Why Janet Ain’t Yellin’ “Higher Interest” Anymore: Jobs Worse than Expected and Far Worse than Reported…”You can put a toe tag on the Fed’s fake recovery now”

Monday, June 20, 2016
By Paul Martin

By David Haggith
TheGreatRecession.info
June 19, 2016

n the fall of 2015, I said the Federal Reserve would raise interest rates once in December then would not be able to fly any higher thereafter. The stock market would crash shortly after the Fed pulled up on the interest stick (which it did in what became the worst January in stock-market history), and then the Fed’s hopes of recovery would fade away.

I also said that, in spite of a continually degrading economic situation around the world, the Fed would badly want to lift its interest target again in order to prove its recovery had recovered from the first lift. The fact that it would not be able to without stalling the economy completely wouldn’t mean it wouldn’t try. If it did try, however, it would find out in hindsight that any additional pull back on the stick would crash the economy into the dust of the earth.

Here we are half a year later. The collapse did not continue down as quickly as I thought it would. The stock market and oil market stabilized and recovered after January, but the US and global economy remain on a downward flight path, evidenced by falling GDP stats and rapidly declining job numbers.

The Fed certainly appears to be trapped. Fed officials have pounded the pavement to talk about their intention to raise interest rates, but every month faces additional reasons that the Fed is unable to do so.

You can put a toe tag on the Fed’s fake recovery now

The Fed’s plane called Recovery is disintegrating slowly, rather than in one huge blow-up. Six months out from lift off, it is clear that the forces against another rate increase are growing worse month by month.

The Fed’s chances of pulling up any higher are getting rapidly smaller. Globally, there is talk of Brexit and Grexit, and China is looking like a mountainside that could slide any day now. Japan’s one-hundredth attempt at economic recovery through quantitative wheezing has failed completely. Much of the world had descended into Alice’s Wonderland of negative interest rates for the first time in world history, as a last-ditch attempt to recover from the Great Recession (and to recover from their central banks’ failed recovery attempts). Two major European banks are failing, and Venezuela and Brazil have collapsed into economic chaos. (And that’s just a sprinkling of current headlines.)
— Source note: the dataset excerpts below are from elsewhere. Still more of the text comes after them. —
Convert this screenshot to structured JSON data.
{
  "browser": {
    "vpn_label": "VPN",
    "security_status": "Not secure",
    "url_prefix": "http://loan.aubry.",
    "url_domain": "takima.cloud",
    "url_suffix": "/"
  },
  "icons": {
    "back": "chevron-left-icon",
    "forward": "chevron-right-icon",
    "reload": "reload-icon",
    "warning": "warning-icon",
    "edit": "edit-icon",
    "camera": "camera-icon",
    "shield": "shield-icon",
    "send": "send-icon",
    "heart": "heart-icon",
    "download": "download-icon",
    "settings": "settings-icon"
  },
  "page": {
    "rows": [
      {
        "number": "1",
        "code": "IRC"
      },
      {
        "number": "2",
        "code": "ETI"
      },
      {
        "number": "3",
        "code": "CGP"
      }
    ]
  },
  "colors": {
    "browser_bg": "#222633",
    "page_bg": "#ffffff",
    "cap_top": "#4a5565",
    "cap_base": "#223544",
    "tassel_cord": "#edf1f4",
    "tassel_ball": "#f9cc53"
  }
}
Yet, the worst news for the Fed is right at home. The Fed’s plane never made it more than a few feet above the runway when the illusory jobs recovery flew like a goose into the Fed’s left engine this week just as Captain Yellen was hoping to pull back on the stick for one more attempt to gain some interest altitude.

Yellen’s ground announcers had let the airshow crowd know they should watch her next trick, so the crowd was attentively watching for the much anticipated rate rise. Then down the plane’s nose dropped in what looked like a clumsily aborted take off, nearly skidding the nose cone back onto the runway. Whew! Many people must be asking, “Can she even fly that thing?”